(Dir. William Oldroyd) (2017)
Leskov’s Lady Macbeth of the Mtsensk District (1865) is the template here, a pastoral of straitened femininity, boredom and murder that owes a bit more to Flaubert than Shakespeare or Turgenev. But not a lot – animal lust is the key here and this painterly, pretty, frankly quick little psychodrama is not a lot more than the slightly-higher trash, albeit well executed, beautifully photographed and guiltily pleasurable.

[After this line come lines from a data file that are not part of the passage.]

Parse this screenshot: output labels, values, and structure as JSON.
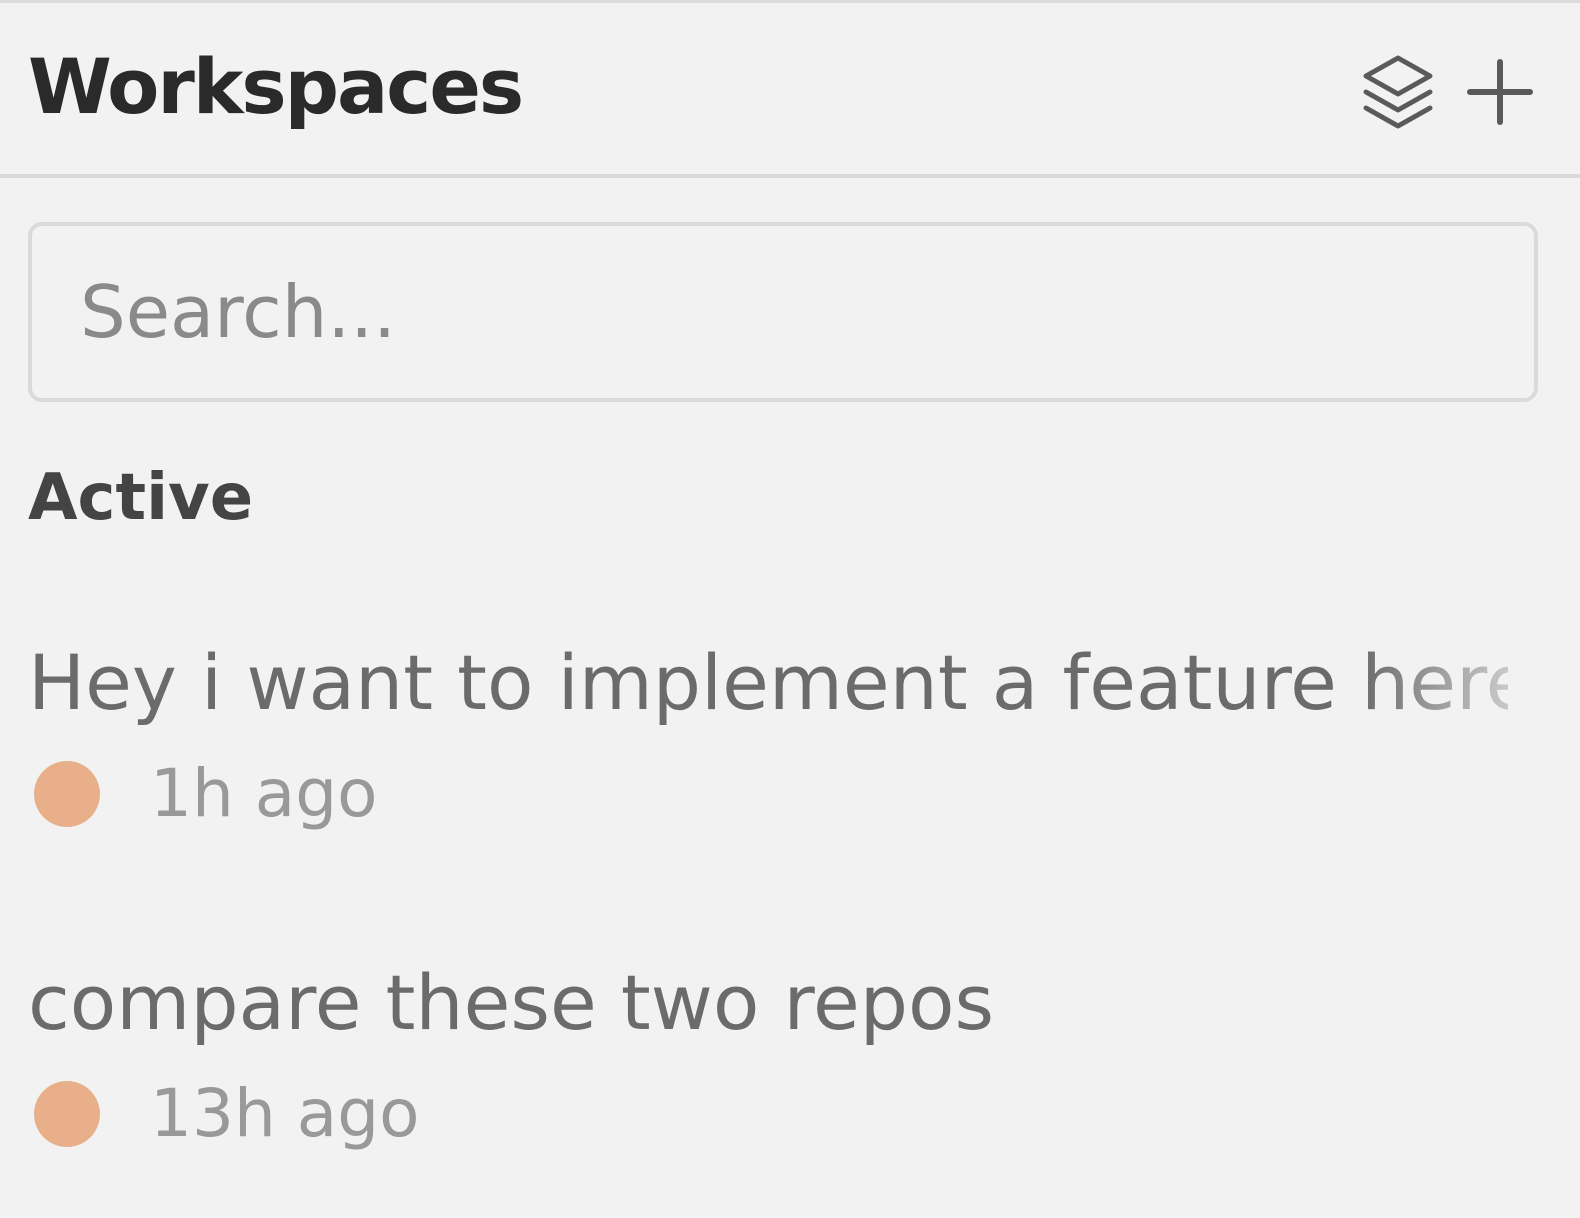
{
  "header": {
    "title": "Workspaces",
    "icons": {
      "layers": "layers-icon",
      "add": "plus-icon"
    }
  },
  "search": {
    "placeholder": "Search...",
    "value": ""
  },
  "sections": [
    {
      "label": "Active",
      "items": [
        {
          "title": "Hey i want to implement a feature here",
          "time": "1h ago",
          "status_color": "#e8b089"
        },
        {
          "title": "compare these two repos",
          "time": "13h ago",
          "status_color": "#e8b089"
        }
      ]
    }
  ],
  "colors": {
    "background": "#f2f2f2",
    "status_active": "#e8b089"
  }
}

We’re somewhere near the moors, in an England (Mtsensk is nowhere to be seen) wedged between Jane Austen and George Eliot, with the lovely, creaking, chilly old manor house as a major character, having watchful windows, watchful, wary servants, and a refreshing paucity of dialogue. In fact the action moves rapidly through what is virtually a 90 minute montage. Katherine (an impressive Florence Pugh) is bored. She’s married to creepy, morose, misogynist pervert Alexander (Paul Hilton), whined-at by his nasty Pa, Boris (Christopher Fairbank, in a wonderfully rotten, mean and dried-up performance); she’s house-bound and tipsy. But there’s trouble at mill and Katherine is left alone with scared-of-her-shadow servant, Anna (Naomi Ackie).

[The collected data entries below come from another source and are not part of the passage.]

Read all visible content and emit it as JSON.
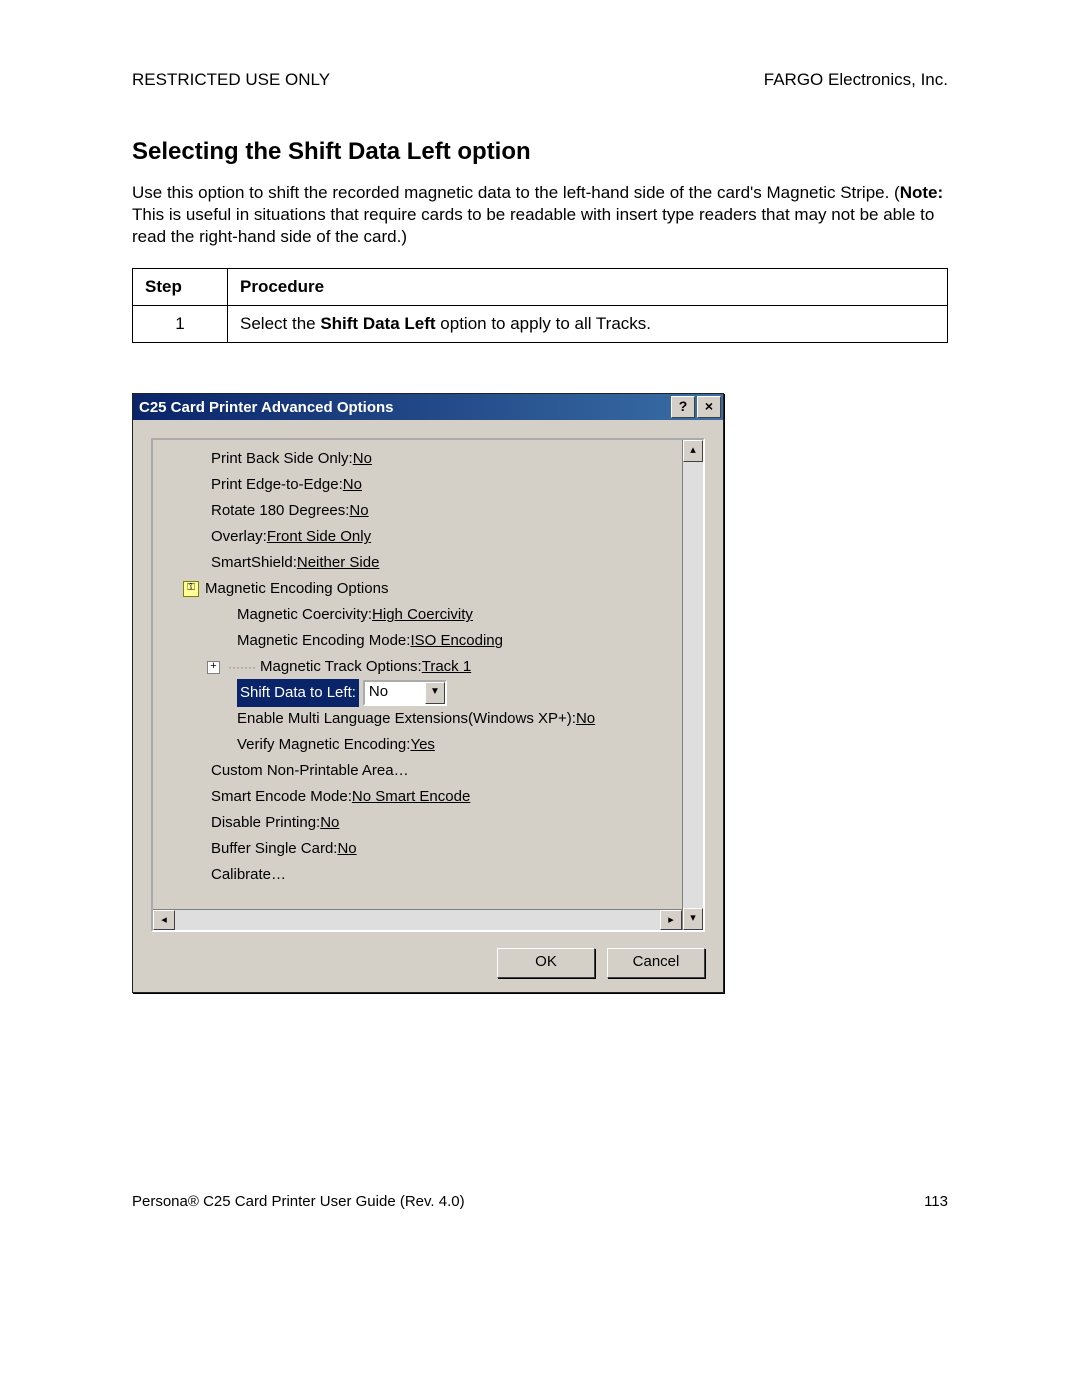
{
  "header": {
    "left": "RESTRICTED USE ONLY",
    "right": "FARGO Electronics, Inc."
  },
  "title": "Selecting the Shift Data Left option",
  "intro": {
    "pre": "Use this option to shift the recorded magnetic data to the left-hand side of the card's Magnetic Stripe.  (",
    "note_label": "Note:",
    "post": " This is useful in situations that require cards to be readable with insert type readers that may not be able to read the right-hand side of the card.)"
  },
  "table": {
    "head_step": "Step",
    "head_proc": "Procedure",
    "row1_step": "1",
    "row1_pre": "Select the ",
    "row1_bold": "Shift Data Left",
    "row1_post": " option to apply to all Tracks."
  },
  "dialog": {
    "title": "C25 Card Printer Advanced Options",
    "help_btn": "?",
    "close_btn": "×",
    "ok": "OK",
    "cancel": "Cancel",
    "combo_value": "No",
    "items": {
      "print_back_label": "Print Back Side Only: ",
      "print_back_val": "No",
      "print_edge_label": "Print Edge-to-Edge: ",
      "print_edge_val": "No",
      "rotate_label": "Rotate 180 Degrees: ",
      "rotate_val": "No",
      "overlay_label": "Overlay: ",
      "overlay_val": "Front Side Only",
      "smartshield_label": "SmartShield: ",
      "smartshield_val": "Neither Side",
      "mag_opts": "Magnetic Encoding Options",
      "coerc_label": "Magnetic Coercivity: ",
      "coerc_val": "High Coercivity",
      "enc_mode_label": "Magnetic Encoding Mode: ",
      "enc_mode_val": "ISO Encoding",
      "track_label": "Magnetic Track Options: ",
      "track_val": "Track 1",
      "shift_label": "Shift Data to Left: ",
      "multi_label": "Enable Multi Language Extensions(Windows XP+): ",
      "multi_val": "No",
      "verify_label": "Verify Magnetic Encoding: ",
      "verify_val": "Yes",
      "custom_label": "Custom Non-Printable Area…",
      "smart_enc_label": "Smart Encode Mode: ",
      "smart_enc_val": "No Smart Encode",
      "disable_print_label": "Disable Printing: ",
      "disable_print_val": "No",
      "buffer_label": "Buffer Single Card: ",
      "buffer_val": "No",
      "calibrate_label": "Calibrate…"
    }
  },
  "footer": {
    "left": "Persona® C25 Card Printer User Guide (Rev. 4.0)",
    "page": "113"
  }
}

There’s a nice aura of repression dominance present, plus a touch of D. H. Lawrence (and Hammer horror) when smelly stable-boy Sebastian (Cosmo Jarvis) appears on the scene. Soon Katherine and Seb are at it like knives, which bodes ill for everyone. Dad is suspicious, and flays Sebastian, but he is successfully stifled by some bad mushrooms. Katherine sweetly invites Anna to join her at table, while Boris chokes to death in an adjacent locked room – the first vivid demonstration of psychopathy behind her bland exterior.
Sonny finally manages to return home, where his welcome is equally lukewarm. And just when mistress and houseboy are settling into a quaint and specious pattern of domestic life, a boy who has legal claim as heir turns-up. It won’t be long before he turns blue! But conscience has gripped someone and there will be punishment for these crimes – some more subtle than others.
There is no real connection to Shakespeare’s Lady M – there are murders done in collaboration with a man, a “king” is killed, a young heir is killed; Katherine is the instigator and the strong one. This disconnect is really a product of the film’s faithfulness to the Leskov novel, which even features a somewhat ghostly cat. The Varnished Culture viewing staff did not mind this – these characters are not, after all, Shakespearean.
The film’s object is to objectify Katherine and show what the sentient object is capable of, under the right or wrong conditions. In this it succeeds very well (boredom is imposed on Katherine as a process – corsets, bonnets, domestic violence, long languorous sessions filled with ennui) but in the final analysis, the work is too slight to get more than a respectable pass.